Aim:
Both bacterial infection and viral infection involve a large number of protein-protein
interactions (PPIs) between a pathogen and its target host.
Background:
So far, many computational
methods have focused on predicting PPIs within the same species rather than PPIs across different species.
Methods:
From the extensive analysis of PPIs between Yersinia pestis bacteria and humans, we recently discovered an interesting relation; a linear relation between amino acid composition and sequence length was observed in many proteins involved in PPIs. We have built a support vector machine
(SVM) model, which predicts PPIs between human and bacteria using two feature types derived from
the relation. The two feature types used in the SVM are the amino acid composition group (AACG) and
the difference in amino acid composition between host and pathogen proteins.
Result:
The SVM model
achieved high performance in predicting bacteria-human PPIs. The model showed an accuracy of 96%,
sensitivity of 94%, and specificity of 98% in predicting PPIs between humans and Yersinia pestis, in
which there is a strong relation between amino acid composition and sequence length.
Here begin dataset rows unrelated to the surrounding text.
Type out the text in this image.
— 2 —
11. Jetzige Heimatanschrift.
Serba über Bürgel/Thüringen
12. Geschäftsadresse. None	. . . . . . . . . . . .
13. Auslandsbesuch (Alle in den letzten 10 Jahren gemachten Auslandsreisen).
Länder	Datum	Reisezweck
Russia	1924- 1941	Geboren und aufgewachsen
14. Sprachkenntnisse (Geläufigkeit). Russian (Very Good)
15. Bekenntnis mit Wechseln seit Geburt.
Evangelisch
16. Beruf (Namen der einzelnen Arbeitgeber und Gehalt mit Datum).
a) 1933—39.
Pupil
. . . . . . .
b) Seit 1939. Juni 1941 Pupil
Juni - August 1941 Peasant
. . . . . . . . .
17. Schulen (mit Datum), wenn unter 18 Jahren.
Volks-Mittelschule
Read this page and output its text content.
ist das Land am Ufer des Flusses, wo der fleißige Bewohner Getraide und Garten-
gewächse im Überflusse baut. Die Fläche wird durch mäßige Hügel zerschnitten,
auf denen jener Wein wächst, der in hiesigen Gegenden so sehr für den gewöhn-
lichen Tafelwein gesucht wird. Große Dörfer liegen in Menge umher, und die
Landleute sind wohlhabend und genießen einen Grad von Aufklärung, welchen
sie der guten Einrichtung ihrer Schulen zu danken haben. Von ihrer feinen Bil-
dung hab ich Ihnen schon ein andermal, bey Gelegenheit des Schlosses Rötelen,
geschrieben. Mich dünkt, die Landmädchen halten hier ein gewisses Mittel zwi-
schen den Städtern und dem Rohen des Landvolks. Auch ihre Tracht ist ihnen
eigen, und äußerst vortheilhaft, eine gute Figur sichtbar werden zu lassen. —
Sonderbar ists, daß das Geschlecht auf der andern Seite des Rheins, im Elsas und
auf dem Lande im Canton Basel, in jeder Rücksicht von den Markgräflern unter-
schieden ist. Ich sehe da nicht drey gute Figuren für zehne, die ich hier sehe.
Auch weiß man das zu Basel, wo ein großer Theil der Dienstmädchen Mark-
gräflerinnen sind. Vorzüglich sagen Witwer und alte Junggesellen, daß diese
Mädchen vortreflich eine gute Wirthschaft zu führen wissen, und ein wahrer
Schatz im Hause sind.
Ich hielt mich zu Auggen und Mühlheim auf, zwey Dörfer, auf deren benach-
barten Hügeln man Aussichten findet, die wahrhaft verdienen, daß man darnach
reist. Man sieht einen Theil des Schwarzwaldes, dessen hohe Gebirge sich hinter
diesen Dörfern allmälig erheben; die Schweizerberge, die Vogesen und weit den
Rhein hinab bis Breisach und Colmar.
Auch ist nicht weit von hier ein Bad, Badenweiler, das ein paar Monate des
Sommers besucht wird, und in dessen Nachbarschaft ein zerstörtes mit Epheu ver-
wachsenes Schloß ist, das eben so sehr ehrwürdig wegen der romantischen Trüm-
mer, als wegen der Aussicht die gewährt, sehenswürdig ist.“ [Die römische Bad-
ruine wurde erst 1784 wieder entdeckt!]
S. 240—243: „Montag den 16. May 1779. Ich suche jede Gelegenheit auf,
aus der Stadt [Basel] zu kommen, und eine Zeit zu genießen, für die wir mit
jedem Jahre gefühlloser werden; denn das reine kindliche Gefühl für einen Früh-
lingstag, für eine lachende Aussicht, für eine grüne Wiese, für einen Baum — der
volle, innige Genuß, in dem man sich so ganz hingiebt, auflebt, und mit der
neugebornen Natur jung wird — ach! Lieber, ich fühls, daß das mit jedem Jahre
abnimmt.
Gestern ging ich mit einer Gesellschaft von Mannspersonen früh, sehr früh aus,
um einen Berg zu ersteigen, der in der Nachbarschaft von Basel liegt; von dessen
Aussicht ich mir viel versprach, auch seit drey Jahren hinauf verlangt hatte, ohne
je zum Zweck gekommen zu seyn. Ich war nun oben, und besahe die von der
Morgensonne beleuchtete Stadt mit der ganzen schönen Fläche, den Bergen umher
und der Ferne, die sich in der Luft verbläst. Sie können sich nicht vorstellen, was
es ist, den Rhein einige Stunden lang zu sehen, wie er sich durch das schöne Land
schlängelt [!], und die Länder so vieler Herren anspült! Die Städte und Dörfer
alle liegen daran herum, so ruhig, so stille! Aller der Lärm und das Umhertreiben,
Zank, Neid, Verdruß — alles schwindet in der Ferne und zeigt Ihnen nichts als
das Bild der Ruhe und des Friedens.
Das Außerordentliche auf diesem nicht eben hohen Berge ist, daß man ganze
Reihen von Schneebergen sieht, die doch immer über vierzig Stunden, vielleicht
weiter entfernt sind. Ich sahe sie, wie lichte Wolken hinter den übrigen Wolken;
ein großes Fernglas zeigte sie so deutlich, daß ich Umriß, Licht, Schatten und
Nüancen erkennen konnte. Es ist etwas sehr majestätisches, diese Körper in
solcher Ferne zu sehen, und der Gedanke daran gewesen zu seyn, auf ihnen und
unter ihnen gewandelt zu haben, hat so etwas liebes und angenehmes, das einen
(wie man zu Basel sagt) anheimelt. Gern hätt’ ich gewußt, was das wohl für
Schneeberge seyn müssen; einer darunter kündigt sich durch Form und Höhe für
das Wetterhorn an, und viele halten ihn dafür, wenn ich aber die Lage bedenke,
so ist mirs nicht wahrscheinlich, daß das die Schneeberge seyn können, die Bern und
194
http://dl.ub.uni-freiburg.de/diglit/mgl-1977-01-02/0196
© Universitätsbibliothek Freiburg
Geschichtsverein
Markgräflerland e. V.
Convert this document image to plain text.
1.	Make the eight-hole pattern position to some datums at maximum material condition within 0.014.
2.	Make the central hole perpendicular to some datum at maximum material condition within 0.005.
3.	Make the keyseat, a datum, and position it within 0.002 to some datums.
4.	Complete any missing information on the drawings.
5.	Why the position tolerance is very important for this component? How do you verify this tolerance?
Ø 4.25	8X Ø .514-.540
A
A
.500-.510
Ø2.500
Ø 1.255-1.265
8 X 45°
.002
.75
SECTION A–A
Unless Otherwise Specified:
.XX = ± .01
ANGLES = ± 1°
The SVM model
was also tested in predicting PPIs between human and viruses, which include Ebola, HCV, and SARSCoV-2, and showed a good performance.
Conclusion:
The feature types identified in our study are simple yet powerful in predicting pathogen-human PPIs. Although preliminary, our method will be useful
for finding unknown target host proteins or pathogen proteins and designing in vitro or in vivo experiments.